As described above, the present invention may also be implemented as an audio challenge for visually impaired individuals. Blind people surf the Web using "screen readers," which are programs that read the contents of the screen to the user. Since screen readers are themselves programs, by definition they cannot read the prior art CAPTCHA to their user. Therefore prior art CAPTCHAs based on distorted words block visually impaired individuals from freely navigating the Web. Whereas most implementations of prior art CAPTCHA ignore this issue, the present invention allows the user to hear an audio challenge. For example, the audio challenge may be a sound clip with eight randomly distorted digits, although more or fewer digits may also be used. These digits may come from a library of many digits recorded by specifically for this purpose, or from other audio sources in a manner similar to using documents as a source for visual challenge material. The audio CAPTCHA according to the present invention may also be implemented so as to also provide for the transcription of speech. In the same way that visual CAPTCHAs can be used to transcribe text, audio CAPTCHAs could be used to transcribe speech. Although automated voice recognition technology has advanced significantly, the only way to obtain near perfect accuracy is to use humans.

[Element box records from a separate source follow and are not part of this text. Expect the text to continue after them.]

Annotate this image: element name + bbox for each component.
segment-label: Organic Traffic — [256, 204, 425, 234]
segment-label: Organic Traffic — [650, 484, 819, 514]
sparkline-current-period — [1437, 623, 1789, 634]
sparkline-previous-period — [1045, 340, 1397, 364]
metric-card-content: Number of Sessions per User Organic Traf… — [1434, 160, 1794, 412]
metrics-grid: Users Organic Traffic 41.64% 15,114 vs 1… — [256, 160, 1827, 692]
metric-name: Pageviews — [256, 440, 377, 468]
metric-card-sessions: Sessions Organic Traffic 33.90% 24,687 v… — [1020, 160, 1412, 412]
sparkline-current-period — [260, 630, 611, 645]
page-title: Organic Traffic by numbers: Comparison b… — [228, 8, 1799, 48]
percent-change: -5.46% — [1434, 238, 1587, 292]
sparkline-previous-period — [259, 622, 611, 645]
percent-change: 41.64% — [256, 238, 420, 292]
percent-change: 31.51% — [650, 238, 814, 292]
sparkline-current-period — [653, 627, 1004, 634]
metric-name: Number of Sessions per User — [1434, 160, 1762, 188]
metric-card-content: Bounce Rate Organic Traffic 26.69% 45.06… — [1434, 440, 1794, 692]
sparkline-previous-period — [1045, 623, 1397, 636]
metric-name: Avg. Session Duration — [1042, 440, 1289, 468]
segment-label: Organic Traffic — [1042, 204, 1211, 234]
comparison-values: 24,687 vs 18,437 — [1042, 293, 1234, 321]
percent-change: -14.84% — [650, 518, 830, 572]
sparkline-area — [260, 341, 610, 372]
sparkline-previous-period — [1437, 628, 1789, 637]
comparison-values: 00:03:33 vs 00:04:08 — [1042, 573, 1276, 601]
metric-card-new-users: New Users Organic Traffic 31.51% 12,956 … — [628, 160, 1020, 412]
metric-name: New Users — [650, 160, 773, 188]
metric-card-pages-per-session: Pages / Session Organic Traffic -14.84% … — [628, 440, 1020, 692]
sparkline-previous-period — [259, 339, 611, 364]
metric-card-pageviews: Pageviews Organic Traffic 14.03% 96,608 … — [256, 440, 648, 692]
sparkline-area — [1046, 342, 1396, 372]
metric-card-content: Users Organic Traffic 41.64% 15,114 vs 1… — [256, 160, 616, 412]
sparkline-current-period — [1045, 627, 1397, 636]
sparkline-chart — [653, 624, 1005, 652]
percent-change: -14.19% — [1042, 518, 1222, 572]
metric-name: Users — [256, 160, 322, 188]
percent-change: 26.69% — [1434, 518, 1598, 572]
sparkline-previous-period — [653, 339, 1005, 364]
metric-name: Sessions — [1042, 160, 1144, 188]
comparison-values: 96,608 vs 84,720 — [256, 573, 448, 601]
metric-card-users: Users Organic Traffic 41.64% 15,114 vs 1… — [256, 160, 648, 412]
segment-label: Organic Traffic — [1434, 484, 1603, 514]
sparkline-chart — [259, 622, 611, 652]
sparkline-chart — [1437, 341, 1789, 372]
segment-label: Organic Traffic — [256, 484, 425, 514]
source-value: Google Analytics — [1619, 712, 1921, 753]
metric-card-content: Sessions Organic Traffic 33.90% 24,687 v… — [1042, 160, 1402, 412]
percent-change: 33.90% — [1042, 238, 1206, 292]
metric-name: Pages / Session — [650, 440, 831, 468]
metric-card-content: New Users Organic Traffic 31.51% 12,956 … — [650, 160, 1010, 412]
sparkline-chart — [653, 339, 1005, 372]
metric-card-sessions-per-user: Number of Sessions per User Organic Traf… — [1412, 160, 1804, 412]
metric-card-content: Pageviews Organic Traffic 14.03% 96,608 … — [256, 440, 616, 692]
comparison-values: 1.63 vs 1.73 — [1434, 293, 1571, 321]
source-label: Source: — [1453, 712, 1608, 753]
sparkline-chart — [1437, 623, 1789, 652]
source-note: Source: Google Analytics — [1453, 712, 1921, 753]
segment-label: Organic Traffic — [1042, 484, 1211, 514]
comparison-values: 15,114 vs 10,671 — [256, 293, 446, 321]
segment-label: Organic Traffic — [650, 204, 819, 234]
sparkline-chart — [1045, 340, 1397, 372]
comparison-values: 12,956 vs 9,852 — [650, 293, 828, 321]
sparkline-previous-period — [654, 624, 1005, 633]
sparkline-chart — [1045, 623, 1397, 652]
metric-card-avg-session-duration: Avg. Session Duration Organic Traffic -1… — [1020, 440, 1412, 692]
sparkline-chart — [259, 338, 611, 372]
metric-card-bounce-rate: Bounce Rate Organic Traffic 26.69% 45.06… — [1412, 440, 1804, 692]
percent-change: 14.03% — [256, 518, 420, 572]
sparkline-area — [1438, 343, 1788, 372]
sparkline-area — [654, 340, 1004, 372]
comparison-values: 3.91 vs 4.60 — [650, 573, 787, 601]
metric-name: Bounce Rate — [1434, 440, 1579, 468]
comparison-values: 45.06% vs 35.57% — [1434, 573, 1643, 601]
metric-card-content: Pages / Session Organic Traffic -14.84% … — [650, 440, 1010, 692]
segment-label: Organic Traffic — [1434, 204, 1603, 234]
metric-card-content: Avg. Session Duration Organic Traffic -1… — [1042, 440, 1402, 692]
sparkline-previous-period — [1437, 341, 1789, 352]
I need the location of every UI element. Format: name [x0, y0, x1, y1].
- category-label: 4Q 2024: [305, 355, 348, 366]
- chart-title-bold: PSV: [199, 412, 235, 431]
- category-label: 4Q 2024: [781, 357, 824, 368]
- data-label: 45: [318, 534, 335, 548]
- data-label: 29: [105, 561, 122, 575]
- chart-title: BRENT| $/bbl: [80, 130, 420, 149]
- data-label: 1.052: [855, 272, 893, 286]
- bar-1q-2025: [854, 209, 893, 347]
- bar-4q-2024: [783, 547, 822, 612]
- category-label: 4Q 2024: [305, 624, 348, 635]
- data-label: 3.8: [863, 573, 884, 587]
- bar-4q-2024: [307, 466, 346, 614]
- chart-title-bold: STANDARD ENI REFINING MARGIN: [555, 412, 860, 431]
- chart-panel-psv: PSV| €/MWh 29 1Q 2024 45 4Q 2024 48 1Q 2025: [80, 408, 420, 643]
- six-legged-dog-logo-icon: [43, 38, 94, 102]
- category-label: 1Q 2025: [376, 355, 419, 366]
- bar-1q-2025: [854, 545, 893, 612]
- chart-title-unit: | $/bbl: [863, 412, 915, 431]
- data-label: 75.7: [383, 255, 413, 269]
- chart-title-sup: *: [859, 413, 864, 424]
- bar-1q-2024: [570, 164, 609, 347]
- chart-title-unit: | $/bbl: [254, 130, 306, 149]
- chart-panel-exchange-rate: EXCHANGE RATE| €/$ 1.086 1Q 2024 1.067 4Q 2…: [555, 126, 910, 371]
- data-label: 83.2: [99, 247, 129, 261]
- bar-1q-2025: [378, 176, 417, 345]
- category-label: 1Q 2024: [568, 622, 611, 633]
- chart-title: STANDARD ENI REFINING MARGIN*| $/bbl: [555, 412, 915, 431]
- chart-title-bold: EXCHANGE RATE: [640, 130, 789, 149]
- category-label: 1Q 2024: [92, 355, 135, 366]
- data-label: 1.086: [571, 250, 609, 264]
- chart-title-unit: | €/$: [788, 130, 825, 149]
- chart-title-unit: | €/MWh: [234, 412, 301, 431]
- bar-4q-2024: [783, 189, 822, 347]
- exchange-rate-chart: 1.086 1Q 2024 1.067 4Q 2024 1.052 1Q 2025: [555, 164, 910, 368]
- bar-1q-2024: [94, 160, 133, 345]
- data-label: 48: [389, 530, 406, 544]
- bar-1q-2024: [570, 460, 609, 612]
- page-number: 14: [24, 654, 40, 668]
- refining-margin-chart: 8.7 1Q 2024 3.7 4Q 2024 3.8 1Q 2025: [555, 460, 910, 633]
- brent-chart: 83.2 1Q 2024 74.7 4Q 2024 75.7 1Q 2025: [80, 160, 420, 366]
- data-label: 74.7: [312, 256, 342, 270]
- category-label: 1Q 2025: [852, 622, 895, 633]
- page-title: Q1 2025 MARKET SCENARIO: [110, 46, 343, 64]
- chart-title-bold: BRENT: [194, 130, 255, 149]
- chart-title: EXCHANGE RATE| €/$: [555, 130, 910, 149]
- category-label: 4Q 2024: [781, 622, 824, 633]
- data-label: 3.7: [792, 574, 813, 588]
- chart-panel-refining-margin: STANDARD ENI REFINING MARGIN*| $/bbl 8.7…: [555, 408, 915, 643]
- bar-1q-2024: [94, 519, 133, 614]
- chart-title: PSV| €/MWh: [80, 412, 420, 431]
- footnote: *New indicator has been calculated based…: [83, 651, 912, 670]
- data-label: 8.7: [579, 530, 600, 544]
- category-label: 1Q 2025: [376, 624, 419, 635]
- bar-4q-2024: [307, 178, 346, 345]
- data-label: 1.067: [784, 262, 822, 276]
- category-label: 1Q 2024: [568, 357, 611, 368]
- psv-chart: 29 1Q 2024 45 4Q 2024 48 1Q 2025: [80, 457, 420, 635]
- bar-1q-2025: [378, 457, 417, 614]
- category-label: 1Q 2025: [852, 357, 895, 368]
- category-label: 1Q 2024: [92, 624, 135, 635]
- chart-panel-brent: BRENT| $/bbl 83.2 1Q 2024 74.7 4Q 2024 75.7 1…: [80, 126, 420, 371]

The results presented here are a mere proof of concept of a more general idea: "wasted" human processing power can be harnessed to solve problems that computers cannot yet solve. In previous work it has been shown that such processing power can be harnessed through computer games: people play these games and, as a result, collectively perform tasks that computers cannot yet perform. See, for example, L. von Ahn. Games With A Purpose. In IEEE Computer Magazine, June 2006. Pages 96-98; L. von Ahn, L. Dabbish. Labeling Images with a Computer Game. In ACM Conference on Human Factors in Computing Systems, CHI 2004. Pages 319-326; and L. von Ahn, R. Liu, M. Blum. Peekaboom: A Game for Locating Objects in Images. In ACM Conference on Human Factors in Computing Systems, CHI 2006. Pages 55-64. Here we have shown that CAPTCHAs constitute another avenue for "reusing" wasted computational power. A related, but different line of work is ASIRRA (J. Elson, J. Douceur, J. Howell. Asirra: A CAPTCHA that Exploits Interest-Aligned Manual Image Categorization. In ACM Conference on Computer and Communications Security, CCS 2007), which has shown that CAPTCHAs can be used for humanitarian purposes. In their system, pictures of cats and dogs are presented to the user, who has to determine which ones are cats and which ones are dogs. The humanitarian twist is that the pictures come from animal shelters: if a user likes one of the cats or dogs, they can adopt them.
Although the present invention has generally been described in terms of specific embodiments and implementations, the present invention is applicable to a wide range of other variations and embodiments. Those and other variations and modifications of the present invention are possible and contemplated, and it is intended that the foregoing specification and the following claims cover such modifications and variations.